Kalian Hebat!
Senin – 11 Januari 2016, adalah pengalaman pertama saya mengajar anak TK (Taman Kanak-Kanak). Awalnya saya mendapat tawaran dari kerabat saya tiga hari sebelumnya (hari jum’at), kemudian ia menginginkan saya agar mau menerima tawarannya mengajar di TK itu karena di TK (tak bisa disebut namanya) di sana sangat memburuhkan guru, hanya ada dua guru inti dan satu kepala sekolah yang saya tahu darinya. Betapa tak terbayangkan dalam benak saya jika dalam satu sekolah hanya ada dua guru yang mengajar tingkat kanak-kanak yang super aktifnya luar biasa.
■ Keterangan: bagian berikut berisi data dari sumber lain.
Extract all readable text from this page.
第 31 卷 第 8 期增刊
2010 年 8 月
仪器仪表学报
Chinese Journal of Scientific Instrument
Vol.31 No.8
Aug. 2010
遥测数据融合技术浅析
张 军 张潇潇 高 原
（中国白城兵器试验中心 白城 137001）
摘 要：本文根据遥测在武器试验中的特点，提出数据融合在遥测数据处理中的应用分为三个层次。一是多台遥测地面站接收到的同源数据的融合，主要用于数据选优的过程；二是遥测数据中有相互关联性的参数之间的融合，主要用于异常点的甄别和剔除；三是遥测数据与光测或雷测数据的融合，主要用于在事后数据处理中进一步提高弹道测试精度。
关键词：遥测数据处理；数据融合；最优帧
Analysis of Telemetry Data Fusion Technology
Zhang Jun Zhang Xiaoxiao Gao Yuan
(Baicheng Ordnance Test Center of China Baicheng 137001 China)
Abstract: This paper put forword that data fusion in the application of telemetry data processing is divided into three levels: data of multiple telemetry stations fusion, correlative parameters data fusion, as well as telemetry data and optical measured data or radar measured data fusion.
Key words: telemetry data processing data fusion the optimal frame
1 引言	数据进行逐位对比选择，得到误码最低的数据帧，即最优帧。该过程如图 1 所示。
Sebelum saya berpikir panjang, saya hanya senang menerima kabar tersebut, berarti saya dibutuhkan untuk mengajar. Lalu, pada malamnya, kerabat saya yang mengajak untuk mengajar itu memberitahu saya agar besok (hari sabtu) untuk membawa surat lamaran pekerjaan sekaligus ada wawancara bersama pihak kepala sekolah dan melakukan psikotes. Tetapi saya segera membalas kabar bahwa saya tidak bisa mengikuti tes hari itu, karena sudah ada keperluan dan agenda sejak jauh hari.
Berhubung saya tidak bisa mengikuti tes pada hari sabtu
lalu, akhirnya saya datang ke TK itu pada hari seninnya atas saran kerabat saya
dan harus siap jika langsung mengajar. Mengajar?
Di TK? Apakah bisa? Benar-benar tak pernah terpikirkan sebelumnya! Tapi setidaknya
mereka membutuhkanku, mereka mengaharapkan kehadiranku.. Bukankah begitu?
Pikiran saya masih saja melayang-layang, apa yang akan saya
ajarkan? Apa mereka mau menerima saya? Apakah ini takdir Allah mempertemukan
saya dengan para malaikat-malaikat surga yang mungil dan lincah itu? Entahlah,
saya niatkan untuk memberikan apa yang bisa saya berikan, melakukan apa yang
bisa saya lakukan, dan mengajarkan apa yang bisa saya ajarkan. Sungguh Allah
Maha Mengetahui segala isi hati.
Bismillah.. ketika pagi itu – Senin, 11 Januari 2016 pukul
7.30 am – Saya datang dengan mengendarai sepeda motor, karena memang jarak TK
dengan rumah saya tak begitu dekat, belum lagi macet yang padat merayap,
menyelip-nyelip jalan raya menjadi jalan pintas agar segera sampai tepat waktu
di tempat. Ketika sampai, hati saya rasanya dag-dig-dug melihat pagar yang
tingginya mencapai bahu saya itu seperti melambai-lambai dan mengisyaratkan
agar segera datang kemari.
Saya pakirkan motor tepat di antara jajaran motor
lainnya yang parkir di depan pagar sekolah. Saya taruh helm dan sambil
melirik-lirik halaman sekolah yang masih tampak sepi. Apakah saya terlambat?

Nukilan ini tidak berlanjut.